I trained on an open EBCD course with a group of other people who were thinking about coproduction in their own work. I found it useful to meet others and talk about their EBCD projects, and to hear from the trainers about how it is used in practice. Since doing the training I’ve gone back to the online toolkit many times, which I’ve found really helpful. There are also lots of resources and references for you to be able to check out other studies that have used EBCD in your clinical area.
While developing my research proposal and considering the study design, I spoke with clinicians and patients about introducing the EBCD process into the work, and they were very supportive. I think this helped to prepare the ground for the project.
I joined the Picker EBCD Community of Practice in 2022 to support work on this project. The main benefit of this is that you make useful contacts in the community. From my point of view it’s an opportunity to test out your ideas. There are so many ways you can conduct an EBCD project. Sometimes there are complexities, such as issues like gaining ethical approval or finding a way to carry out the trigger films, so it’s good to talk about these and learn how other people have got round any difficulties. Hearing about what has worked for other people may give ideas for how to run your project better.
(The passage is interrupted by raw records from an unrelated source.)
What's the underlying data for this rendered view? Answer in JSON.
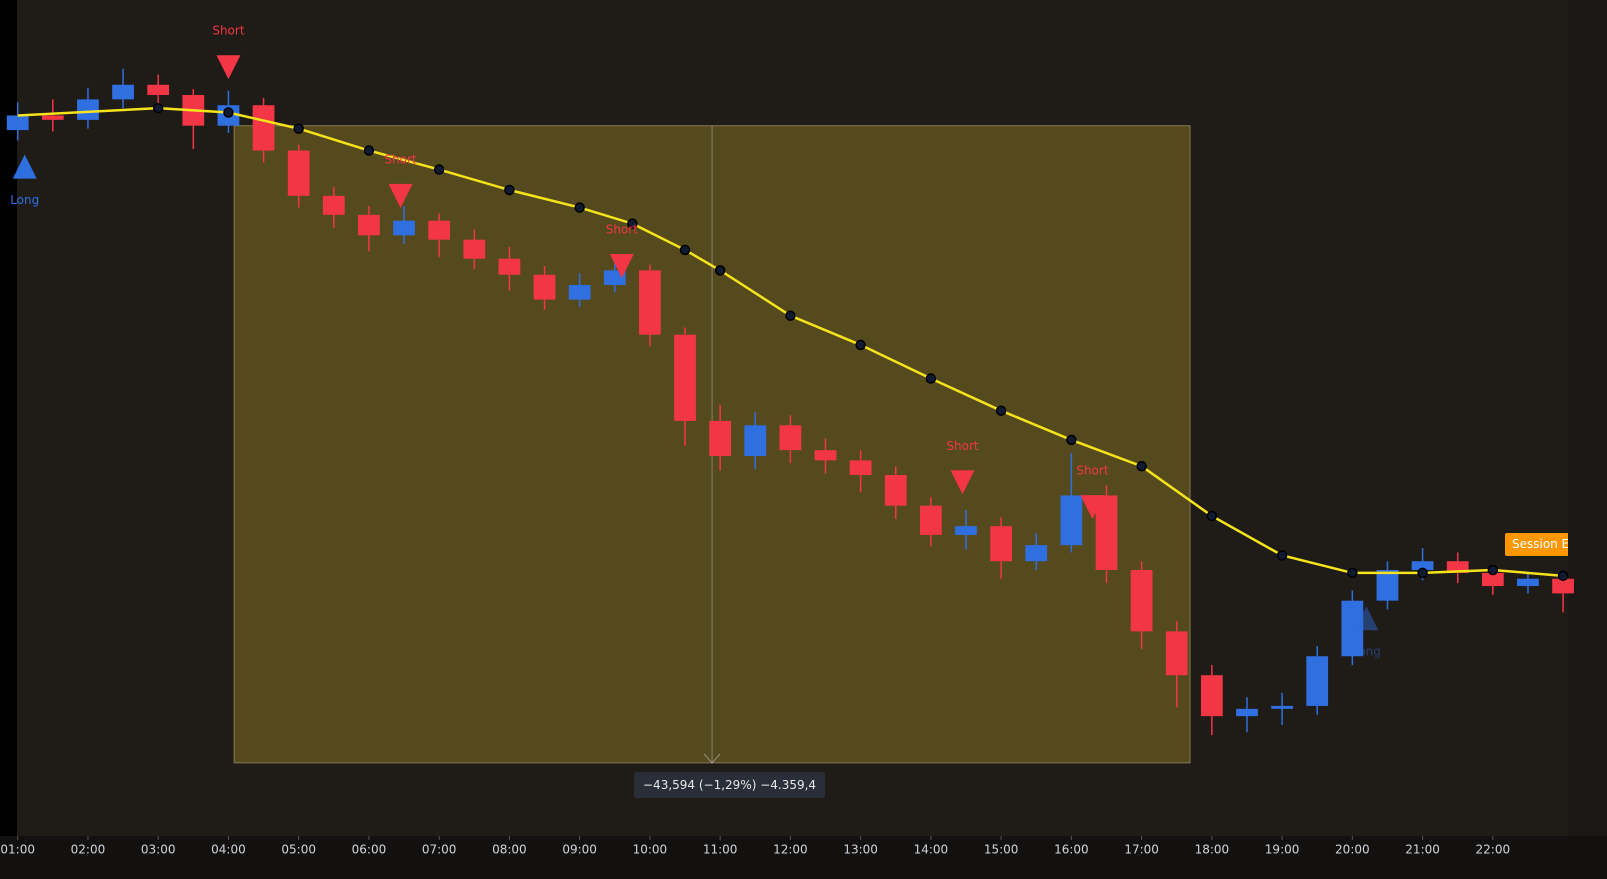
{
  "chart_data": {
    "type": "candlestick",
    "xlim": [
      0.99,
      23.07
    ],
    "ylim": [
      3330.8,
      3388.0
    ],
    "xticks": [
      {
        "value": 1,
        "label": "01:00"
      },
      {
        "value": 2,
        "label": "02:00"
      },
      {
        "value": 3,
        "label": "03:00"
      },
      {
        "value": 4,
        "label": "04:00"
      },
      {
        "value": 5,
        "label": "05:00"
      },
      {
        "value": 6,
        "label": "06:00"
      },
      {
        "value": 7,
        "label": "07:00"
      },
      {
        "value": 8,
        "label": "08:00"
      },
      {
        "value": 9,
        "label": "09:00"
      },
      {
        "value": 10,
        "label": "10:00"
      },
      {
        "value": 11,
        "label": "11:00"
      },
      {
        "value": 12,
        "label": "12:00"
      },
      {
        "value": 13,
        "label": "13:00"
      },
      {
        "value": 14,
        "label": "14:00"
      },
      {
        "value": 15,
        "label": "15:00"
      },
      {
        "value": 16,
        "label": "16:00"
      },
      {
        "value": 17,
        "label": "17:00"
      },
      {
        "value": 18,
        "label": "18:00"
      },
      {
        "value": 19,
        "label": "19:00"
      },
      {
        "value": 20,
        "label": "20:00"
      },
      {
        "value": 21,
        "label": "21:00"
      },
      {
        "value": 22,
        "label": "22:00"
      }
    ],
    "up_color": "#2f6fe0",
    "down_color": "#f23645",
    "candles": {
      "x": [
        1,
        1.5,
        2,
        2.5,
        3,
        3.5,
        4,
        4.5,
        5,
        5.5,
        6,
        6.5,
        7,
        7.5,
        8,
        8.5,
        9,
        9.5,
        10,
        10.5,
        11,
        11.5,
        12,
        12.5,
        13,
        13.5,
        14,
        14.5,
        15,
        15.5,
        16,
        16.5,
        17,
        17.5,
        18,
        18.5,
        19,
        19.5,
        20,
        20.5,
        21,
        21.5,
        22,
        22.5,
        23
      ],
      "open": [
        3379.1,
        3380.1,
        3379.8,
        3381.2,
        3382.2,
        3381.5,
        3379.4,
        3380.8,
        3377.7,
        3374.6,
        3373.3,
        3371.9,
        3372.9,
        3371.6,
        3370.3,
        3369.2,
        3367.5,
        3368.5,
        3369.5,
        3365.1,
        3359.2,
        3356.8,
        3358.9,
        3357.2,
        3356.5,
        3355.5,
        3353.4,
        3351.4,
        3352.0,
        3349.6,
        3350.7,
        3354.1,
        3349.0,
        3344.8,
        3341.8,
        3339.0,
        3339.5,
        3339.7,
        3343.1,
        3346.9,
        3349.0,
        3349.6,
        3348.8,
        3347.9,
        3348.4
      ],
      "high": [
        3381.0,
        3381.2,
        3382.0,
        3383.3,
        3382.9,
        3381.9,
        3381.8,
        3381.3,
        3378.1,
        3375.2,
        3373.9,
        3373.9,
        3373.4,
        3372.3,
        3371.1,
        3369.8,
        3369.3,
        3370.4,
        3369.9,
        3365.6,
        3360.3,
        3359.8,
        3359.6,
        3358.0,
        3357.2,
        3356.1,
        3354.0,
        3353.1,
        3352.6,
        3351.5,
        3357.0,
        3354.8,
        3349.6,
        3345.5,
        3342.5,
        3340.3,
        3340.6,
        3343.8,
        3347.6,
        3349.6,
        3350.5,
        3350.2,
        3349.3,
        3348.9,
        3348.8
      ],
      "low": [
        3378.4,
        3379.0,
        3379.2,
        3380.6,
        3380.8,
        3377.8,
        3378.9,
        3376.9,
        3373.8,
        3372.4,
        3370.8,
        3371.3,
        3370.4,
        3369.6,
        3368.1,
        3366.8,
        3367.0,
        3368.0,
        3364.3,
        3357.5,
        3355.8,
        3355.9,
        3356.3,
        3355.6,
        3354.3,
        3352.5,
        3350.6,
        3350.4,
        3348.4,
        3349.0,
        3350.2,
        3348.1,
        3343.6,
        3339.6,
        3337.7,
        3337.9,
        3338.4,
        3339.1,
        3342.5,
        3346.3,
        3348.3,
        3348.1,
        3347.3,
        3347.4,
        3346.1
      ],
      "close": [
        3380.1,
        3379.8,
        3381.2,
        3382.2,
        3381.5,
        3379.4,
        3380.8,
        3377.7,
        3374.6,
        3373.3,
        3371.9,
        3372.9,
        3371.6,
        3370.3,
        3369.2,
        3367.5,
        3368.5,
        3369.5,
        3365.1,
        3359.2,
        3356.8,
        3358.9,
        3357.2,
        3356.5,
        3355.5,
        3353.4,
        3351.4,
        3352.0,
        3349.6,
        3350.7,
        3354.1,
        3349.0,
        3344.8,
        3341.8,
        3339.0,
        3339.5,
        3339.7,
        3343.1,
        3346.9,
        3349.0,
        3349.6,
        3348.8,
        3347.9,
        3348.4,
        3347.4
      ]
    },
    "ma": {
      "color": "#f5e41b",
      "x": [
        1,
        3,
        4,
        5,
        6,
        7,
        8,
        9,
        9.75,
        10.5,
        11,
        12,
        13,
        14,
        15,
        16,
        17,
        18,
        19,
        20,
        21,
        22,
        23
      ],
      "values": [
        3380.1,
        3380.6,
        3380.3,
        3379.2,
        3377.7,
        3376.4,
        3375.0,
        3373.8,
        3372.7,
        3370.9,
        3369.5,
        3366.4,
        3364.4,
        3362.1,
        3359.9,
        3357.9,
        3356.1,
        3352.7,
        3350.0,
        3348.8,
        3348.8,
        3349.0,
        3348.6
      ]
    },
    "signals": [
      {
        "label": "Long",
        "x": 1.1,
        "price": 3376.6
      },
      {
        "label": "Short",
        "x": 4.0,
        "price": 3383.4
      },
      {
        "label": "Short",
        "x": 6.45,
        "price": 3374.6
      },
      {
        "label": "Short",
        "x": 9.6,
        "price": 3369.8
      },
      {
        "label": "Short",
        "x": 14.45,
        "price": 3355.0
      },
      {
        "label": "Short",
        "x": 16.3,
        "price": 3353.3
      },
      {
        "label": "Long",
        "x": 20.2,
        "price": 3345.7
      }
    ],
    "measure": {
      "label": "−43,594 (−1,29%) −4.359,4",
      "x0": 4.08,
      "x1": 17.69,
      "start": 3379.4,
      "end": 3335.8
    },
    "session_label": "Session End"
  }
}
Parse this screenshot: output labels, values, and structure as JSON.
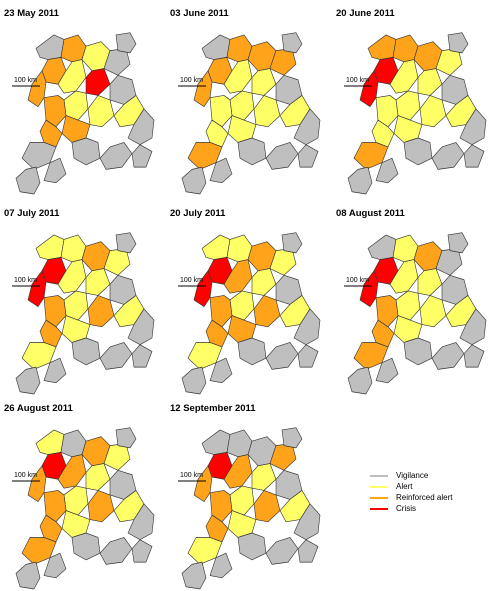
{
  "colors": {
    "vigilance": "#bfbfbf",
    "alert": "#ffff66",
    "reinforced": "#ffa31a",
    "crisis": "#ff0000",
    "border": "#333333"
  },
  "scale_label": "100 km",
  "panels": [
    {
      "date": "23 May 2011"
    },
    {
      "date": "03 June 2011"
    },
    {
      "date": "20 June 2011"
    },
    {
      "date": "07 July 2011"
    },
    {
      "date": "20 July 2011"
    },
    {
      "date": "08 August 2011"
    },
    {
      "date": "26 August 2011"
    },
    {
      "date": "12 September 2011"
    }
  ],
  "legend": [
    {
      "label": "Vigilance",
      "color": "#bfbfbf"
    },
    {
      "label": "Alert",
      "color": "#ffff66"
    },
    {
      "label": "Reinforced alert",
      "color": "#ffa31a"
    },
    {
      "label": "Crisis",
      "color": "#ff0000"
    }
  ],
  "status_matrix": [
    [
      "V",
      "O",
      "O",
      "Y",
      "V",
      "V",
      "O",
      "Y",
      "R",
      "Y",
      "O",
      "Y",
      "O",
      "O",
      "V",
      "Y",
      "V",
      "V",
      "V",
      "V",
      "V",
      "V",
      "V"
    ],
    [
      "V",
      "O",
      "O",
      "O",
      "O",
      "V",
      "O",
      "Y",
      "Y",
      "Y",
      "Y",
      "Y",
      "Y",
      "Y",
      "V",
      "Y",
      "O",
      "V",
      "V",
      "V",
      "V",
      "V",
      "V"
    ],
    [
      "O",
      "R",
      "O",
      "O",
      "Y",
      "V",
      "R",
      "Y",
      "Y",
      "Y",
      "Y",
      "Y",
      "Y",
      "Y",
      "V",
      "Y",
      "O",
      "V",
      "V",
      "V",
      "V",
      "V",
      "V"
    ],
    [
      "Y",
      "R",
      "Y",
      "O",
      "Y",
      "V",
      "R",
      "Y",
      "Y",
      "Y",
      "O",
      "O",
      "Y",
      "O",
      "V",
      "Y",
      "Y",
      "V",
      "V",
      "V",
      "V",
      "V",
      "V"
    ],
    [
      "Y",
      "R",
      "Y",
      "O",
      "Y",
      "V",
      "R",
      "O",
      "Y",
      "Y",
      "O",
      "O",
      "O",
      "O",
      "V",
      "Y",
      "Y",
      "V",
      "V",
      "V",
      "V",
      "V",
      "V"
    ],
    [
      "V",
      "R",
      "Y",
      "O",
      "V",
      "V",
      "R",
      "Y",
      "Y",
      "Y",
      "O",
      "Y",
      "Y",
      "O",
      "V",
      "Y",
      "O",
      "V",
      "V",
      "V",
      "V",
      "V",
      "V"
    ],
    [
      "Y",
      "R",
      "V",
      "O",
      "Y",
      "V",
      "O",
      "O",
      "Y",
      "Y",
      "O",
      "O",
      "Y",
      "O",
      "V",
      "Y",
      "O",
      "V",
      "V",
      "V",
      "V",
      "V",
      "V"
    ],
    [
      "V",
      "R",
      "V",
      "V",
      "O",
      "V",
      "O",
      "O",
      "Y",
      "Y",
      "O",
      "O",
      "Y",
      "O",
      "V",
      "Y",
      "Y",
      "V",
      "V",
      "V",
      "V",
      "V",
      "V"
    ]
  ]
}
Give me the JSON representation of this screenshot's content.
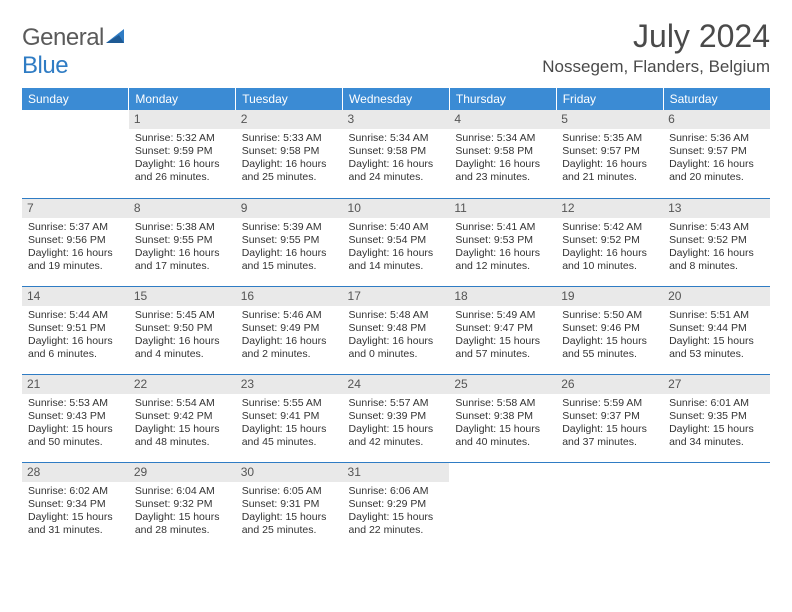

Most of all, it’s a safe space to talk and an opportunity to share your work with critical friends. Everyone involved is approachable and friendly.
What would be your advice for anyone thinking about EBCD training now?
In my role at the NIHR Research Support Service I often talk to researchers who plan to use EBCD. I always encourage people to cost in training at the outset as a part of the project training plan. And I advise people to join the community of practice.